Many people wanted to say their goodbyes to Jean-Louis. But toward the end, you turned away some of his friends.
Oh, absolutely. People don’t realize how lucky they are. I said, “Do you have good memories of Jean-Louis?” They said, “Yes,” and I said, “Keep them.” Because cancer is a sickness that really, really is disgusting. I mean, I could lift him in my arms. He was a big, tall guy. He was looking like he was 90 years old. Who wants to see that?
What was it like once Jean-Louis was back at your home?
Friends would come and bring him white truffles—just for the smell, because he could not really eat; they had cut his esophagus, so he could not eat. What a karma. But Michel Richard was coming all the time. Some of Jean-Louis’s best friends from France came and stayed for two days in the house. They were saying goodbye. We knew that.
Did he have any final requests?
One day he wanted a stuffed hen, like we did in Gascony. So I did the stuffed hen. We had food for like 50 people, and of course nobody ate it—I mean, the nurses and my kids a little bit. Then one day he decided he wanted to cook. We have pictures of that: He’s at the table, and he has these long knives and he’s cutting—but he’s obviously lost the coordination. There are pots and pans everywhere. But I think it’s wonderful. I told my children, “You come down now because your father is cooking.” It was incredible.
That must have been a Friday. Then on Saturday, Michel Richard came to visit, and Alain Ducasse was there that day. We chatted for a while. Then Jean-Louis says, “Why don’t you take them? Go for a while for lunch. I need to rest.” So I took Michel and Alain to an Asian market. Then my phone rings and it’s my sister-in-law and she says, “You have to come back!”
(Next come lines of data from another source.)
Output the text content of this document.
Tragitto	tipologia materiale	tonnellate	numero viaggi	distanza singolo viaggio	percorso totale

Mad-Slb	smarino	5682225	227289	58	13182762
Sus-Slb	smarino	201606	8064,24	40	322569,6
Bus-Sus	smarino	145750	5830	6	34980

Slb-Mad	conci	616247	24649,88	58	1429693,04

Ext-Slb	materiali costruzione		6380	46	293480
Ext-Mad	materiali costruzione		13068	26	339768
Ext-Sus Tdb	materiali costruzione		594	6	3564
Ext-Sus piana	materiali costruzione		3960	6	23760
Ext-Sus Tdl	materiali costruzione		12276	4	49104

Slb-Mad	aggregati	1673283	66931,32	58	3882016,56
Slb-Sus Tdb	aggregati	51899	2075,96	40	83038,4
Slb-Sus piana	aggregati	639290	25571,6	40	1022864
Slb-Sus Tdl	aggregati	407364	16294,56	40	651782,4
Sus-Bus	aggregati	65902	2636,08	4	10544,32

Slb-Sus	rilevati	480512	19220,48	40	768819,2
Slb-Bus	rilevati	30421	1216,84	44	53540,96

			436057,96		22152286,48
Jean-Louis decided the thing that he cooked, he wanted to clarify it. So he has the two nurses and my sister-in-law and pots and pans everywhere. He has taken everything out, and he’s ordering, “Do this! Do that!” And people are lost. My sister-in-law is a vegetarian; she’s not a cook. She doesn’t know what to do. She’s panicking because she thinks he’s going to hurt himself. And he’s getting more and more anxious because they don’t obey him. And they don’t know what to do. He’s screaming at everybody.
So I come home and it’s a disaster. I say, “What are you doing?” And he says, “I need to cook!” So we had a huge table—we are bringing all the food that we bought. We sat there, everyone around the table—Michel, Alain Ducasse, his fiancée, my-sister-in-law, the nurse, my kids. I remember singing, and we ate a little bit of things. And it was wonderful. Then I had to clean the kitchen for hours. I saw it as his last time as chef.
The next day he died.
Yes, Sunday. That Monday we took care of all the arrangements for the cremation. Then I was in the house and I was looking around and I said: “What do I do?” It’s terrible, the emptiness.
I needed to go back to the restaurant, and I did, and everyone was wonderful. And you know, life goes on.
This interview appeared in the March, 2008 issue of The Washingtonian.